Age and gender were not found to be predictors of mortality. But, ICU LOS; long hospital LOS before ICU; high APACHE II score; high CCI score; presence of pneumonia, acute hepatic failure/coma, and malignancy; acute hemodialysis; need for vasopressors; and invasive mechanical ventilation were found to be independent predictors of ICU mortality.

In our study, the presence of high rates of malignancy in patients less than 65 years of age made the scorings of co-morbid diseases and APACHE II (age excluded) scores of the patients similar. As a result, APACHE II scores can be misleading in patient groups with high malignancy rates. The age factor, which has been shown to be associated with mortality in some studies, has lost its importance in patients with similar chronic disease backgrounds and high rates of malignancies. Age may be associated with decreased survival in study groups that include a small number of terminally ill patients and have low mortality rates. In addition, it is seen in the data of our study that, in the case of indication, all the medical treatments and invasive interventions were performed without discriminating whether the patient was young or old.
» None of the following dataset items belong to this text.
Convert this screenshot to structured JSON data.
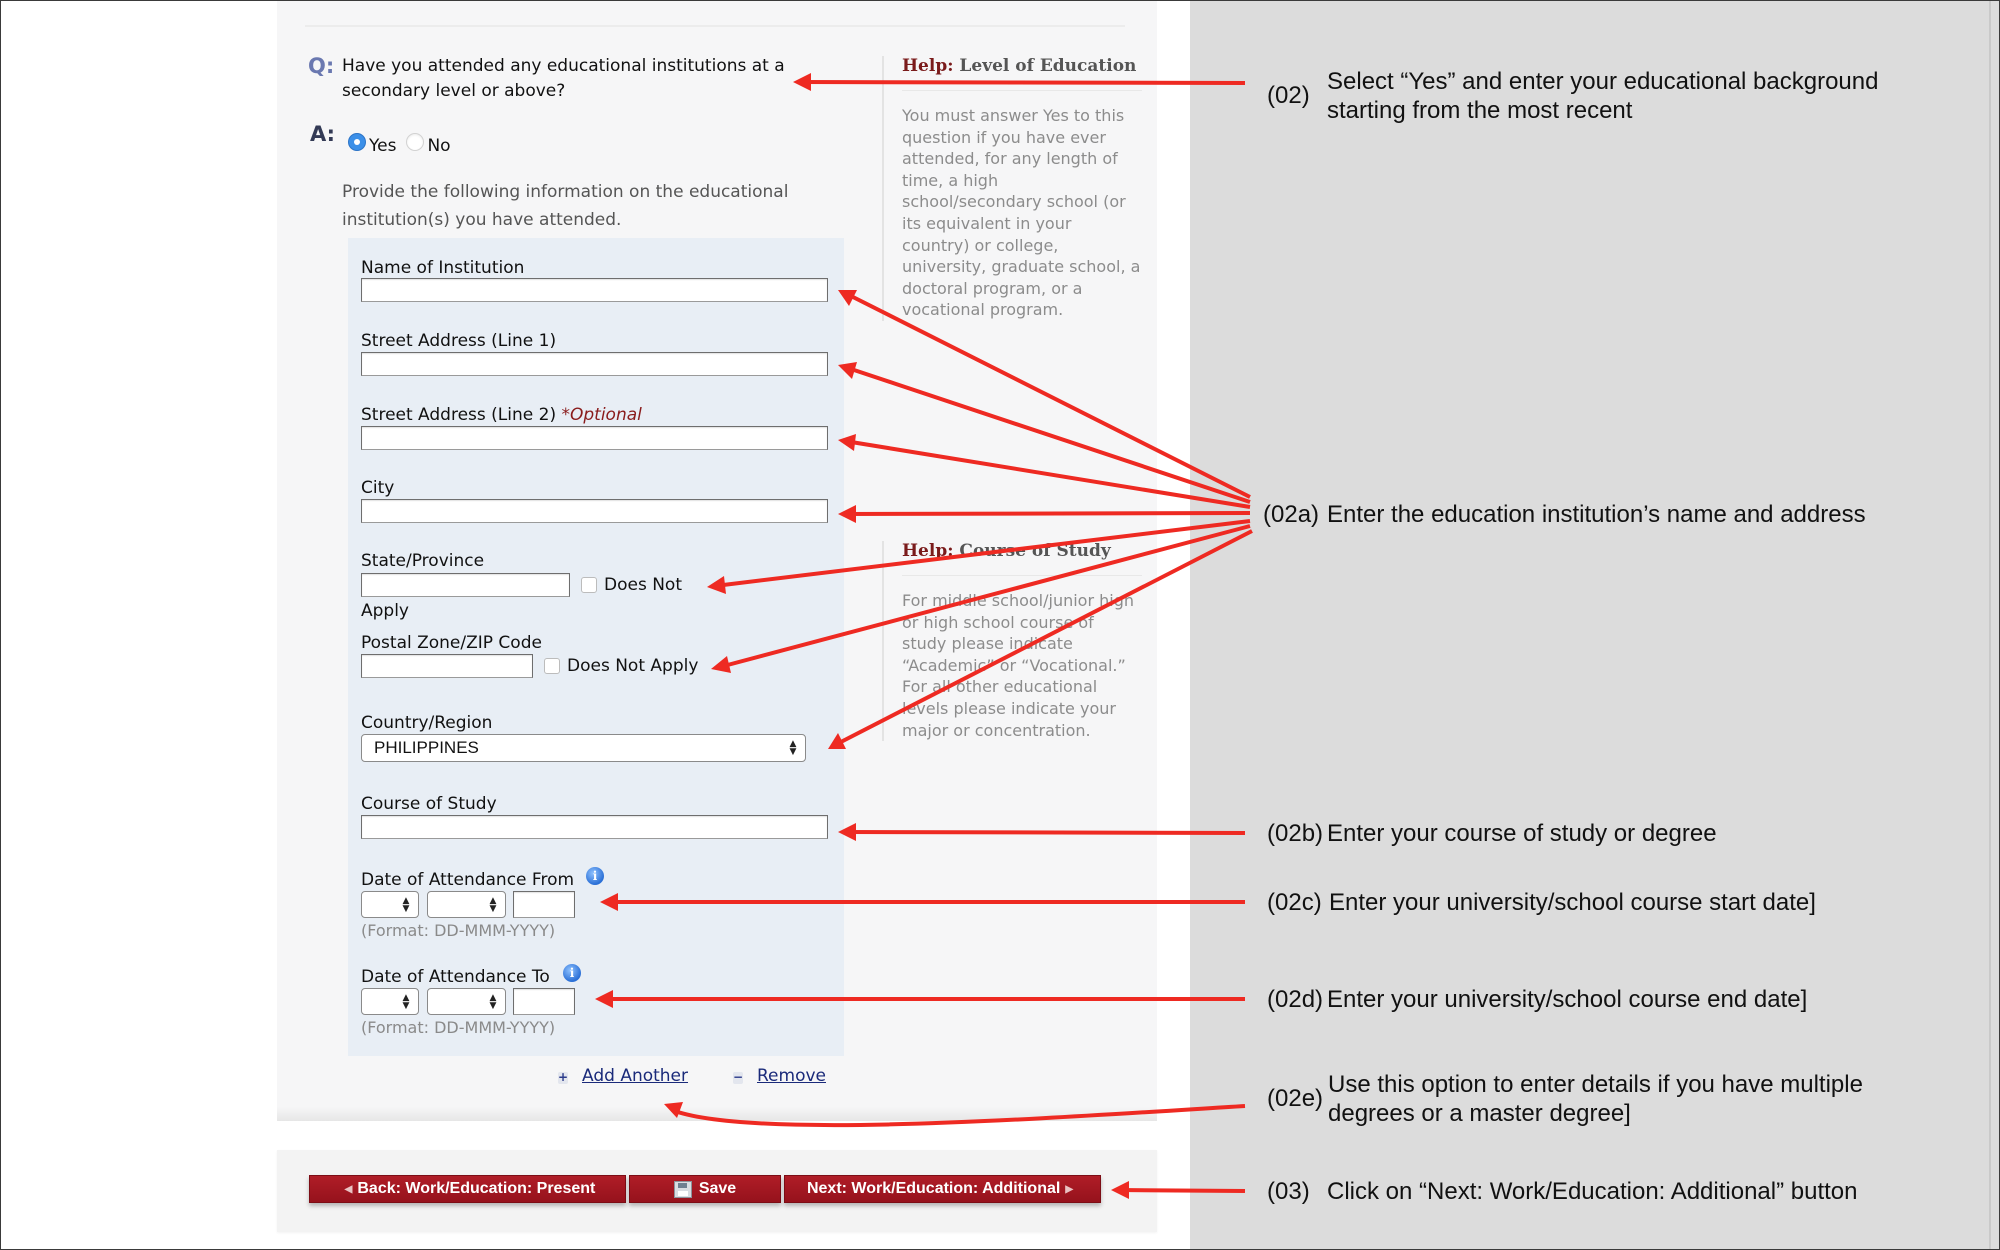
{
  "form": {
    "question_label": "Q:",
    "question": "Have you attended any educational institutions at a secondary level or above?",
    "answer_label": "A:",
    "options": [
      {
        "label": "Yes",
        "selected": true
      },
      {
        "label": "No",
        "selected": false
      }
    ],
    "instructions": "Provide the following information on the educational institution(s) you have attended.",
    "fields": {
      "institution_name": {
        "label": "Name of Institution",
        "value": ""
      },
      "street1": {
        "label": "Street Address (Line 1)",
        "value": ""
      },
      "street2": {
        "label": "Street Address (Line 2)",
        "optional_tag": "*Optional",
        "value": ""
      },
      "city": {
        "label": "City",
        "value": ""
      },
      "state": {
        "label": "State/Province",
        "value": "",
        "does_not_apply_label_1": "Does Not",
        "does_not_apply_label_2": "Apply",
        "does_not_apply_checked": false
      },
      "postal": {
        "label": "Postal Zone/ZIP Code",
        "value": "",
        "does_not_apply_label": "Does Not Apply",
        "does_not_apply_checked": false
      },
      "country": {
        "label": "Country/Region",
        "value": "PHILIPPINES"
      },
      "course": {
        "label": "Course of Study",
        "value": ""
      },
      "date_from": {
        "label": "Date of Attendance From",
        "day": "",
        "month": "",
        "year": "",
        "format_hint": "(Format: DD-MMM-YYYY)"
      },
      "date_to": {
        "label": "Date of Attendance To",
        "day": "",
        "month": "",
        "year": "",
        "format_hint": "(Format: DD-MMM-YYYY)"
      }
    },
    "add_another": "Add Another",
    "remove": "Remove"
  },
  "help": [
    {
      "prefix": "Help:",
      "title": "Level of Education",
      "body": "You must answer Yes to this question if you have ever attended, for any length of time, a high school/secondary school (or its equivalent in your country) or college, university, graduate school, a doctoral program, or a vocational program."
    },
    {
      "prefix": "Help:",
      "title": "Course of Study",
      "body": "For middle school/junior high or high school course of study please indicate “Academic” or “Vocational.” For all other educational levels please indicate your major or concentration."
    }
  ],
  "nav": {
    "back": "Back: Work/Education: Present",
    "save": "Save",
    "next": "Next: Work/Education: Additional"
  },
  "annotations": [
    {
      "id": "(02)",
      "text_1": "Select “Yes” and enter your educational background",
      "text_2": "starting from the most recent"
    },
    {
      "id": "(02a)",
      "text_1": "Enter the education institution’s name and address"
    },
    {
      "id": "(02b)",
      "text_1": "Enter your course of study or degree"
    },
    {
      "id": "(02c)",
      "text_1": "Enter your university/school course start date]"
    },
    {
      "id": "(02d)",
      "text_1": "Enter your university/school course end date]"
    },
    {
      "id": "(02e)",
      "text_1": "Use this option to enter details if you have multiple",
      "text_2": "degrees or a master degree]"
    },
    {
      "id": "(03)",
      "text_1": "Click on “Next: Work/Education: Additional” button"
    }
  ],
  "colors": {
    "arrow": "#ee2a22",
    "button": "#a5161f",
    "help_keyword": "#7a1b1b",
    "radio_selected": "#3b8fe8",
    "annotation_panel": "#dcdcdc"
  }
}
There was no difference between young and old patients in terms of acute diseases or invasive procedures, such as renal replacement therapy or invasive mechanical ventilation, and therefore mortality.

The fact that our study cohort included a high number of patients who are mostly elderly and had high rates of co-morbidities and malignancy enabled us to better demonstrate the effect of all these conditions on mortality. Since it was a single-center study, there were no differences among patients in terms of patient acceptance criteria and treatment approaches. By this, potential physician bias was prevented.

The main limitation of our study is that it was a retrospective study. Patients were followed until being discharged from the ICU, so we did not evaluate the long-term outcomes. The nutritional and functional statuses of patients and the presence of delirium were not evaluated.

In conclusion, there was no difference between the young and elderly groups in mortality rates. The co-morbid diseases, apart from malignancy, had no effect on mortality. The APACHE II score including age can be misleading in patient groups with high malignancy rates. Especially in ICUs of developing countries with a high number of co-morbid diseases and terminally ill patients, age should not be a determining factor in patient selection for ICU and the treatment decisions to be applied to the patients.